Core ScaleRL Algorithmic Components
The full ScaleRL recipe integrates several components to ensure stability and high asymptotic performance:
| Component | Detail in ScaleRL | Rationale / Scaling Effect |
|---|---|---|
| Loss Function | Truncated Importance Sampling Loss (CISPO). | CISPO substantially outperforms DAPO by achieving a higher asymptotic pass rate ($A$). It is also markedly more robust to the choice of the Importance Sampling (IS) clipping parameter ($\epsilon_{\text{max}}$) than GRPO/DAPO losses. |
| Precision Fix | FP32 precision at the LLM logits (LM head). | This fix mitigates numerical mismatches between generator and trainer kernels, dramatically improving the asymptotic performance ($A$) (e.g., from 0.52 to 0.61 in initial studies).
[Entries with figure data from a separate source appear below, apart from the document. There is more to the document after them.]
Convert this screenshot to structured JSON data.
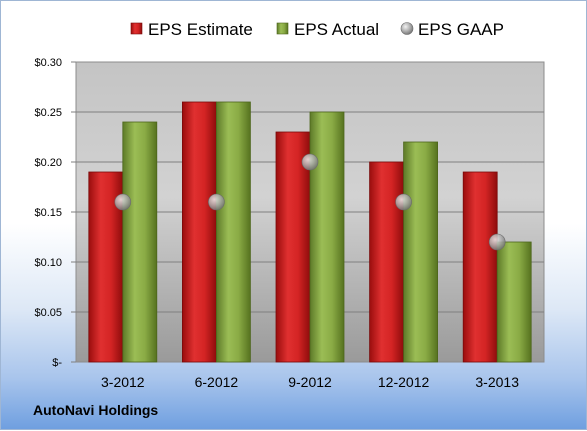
{
  "footer": {
    "company": "AutoNavi Holdings"
  },
  "colors": {
    "estimate": "#cc1f1f",
    "actual": "#7d9e3c",
    "gaap": "#b5b5b5"
  },
  "chart_data": {
    "type": "bar",
    "title": "",
    "xlabel": "",
    "ylabel": "",
    "categories": [
      "3-2012",
      "6-2012",
      "9-2012",
      "12-2012",
      "3-2013"
    ],
    "series": [
      {
        "name": "EPS Estimate",
        "type": "bar",
        "values": [
          0.19,
          0.26,
          0.23,
          0.2,
          0.19
        ]
      },
      {
        "name": "EPS Actual",
        "type": "bar",
        "values": [
          0.24,
          0.26,
          0.25,
          0.22,
          0.12
        ]
      },
      {
        "name": "EPS GAAP",
        "type": "marker",
        "values": [
          0.16,
          0.16,
          0.2,
          0.16,
          0.12
        ]
      }
    ],
    "ylim": [
      0,
      0.3
    ],
    "yticks": [
      0,
      0.05,
      0.1,
      0.15,
      0.2,
      0.25,
      0.3
    ],
    "ytick_labels": [
      "$-",
      "$0.05",
      "$0.10",
      "$0.15",
      "$0.20",
      "$0.25",
      "$0.30"
    ],
    "grid": true,
    "legend_position": "top"
  }
}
Its inclusion enhances stability and scalability, especially in larger MoE models [Figure 8b]. |
| Loss Aggregation | Prompt-level loss averaging. | This method achieved the highest asymptotic performance among the tested strategies (sample average, prompt average, token average) [Figure 14a]. |
| Advantage Normalization | Batch-level advantage normalization. | Advantages are normalized by the standard deviation across all generations in the batch. While prompt-level, batch-level, and no-normalization performed similarly in initial studies, batch-level was chosen as theoretically sound and marginally better. |
| Filtering/Curriculum | Zero-Variance Filtering and No-Positive-Resampling. | Zero-variance filtering excludes prompts where all generations have identical rewards, thus contributing zero policy gradient, which improves asymptotic performance [Figure 6a]. No-Positive-Resampling removes prompts with a historical pass rate $\geq 0.9$ from subsequent epochs, which improves scalability and the asymptotic reward ($A$) by focusing compute on harder examples [Figure 6b]. |
This combination of components results in the $J_{\text{ScaleRL}}(\theta)$ loss function, which integrates the chosen aggregation, normalization, filtering, and the CISPO loss.
Conclusion
This work establishes a rigorous methodology for cost-effectively predicting the scalability of new RL algorithms for LLMs. By quantifying performance using the sigmoidal scaling law, the authors derived the ScaleRL recipe, which provides practical predictability in RL training, bringing it closer to the reliability long achieved in pre-training.
The methodology acts like a scientific speedometer for RL training: instead of waiting for a marathon to finish to see who is fastest, the scaling law allows researchers to predict the ultimate top speed ($A$) and acceleration ($B$) from just the beginning of the race.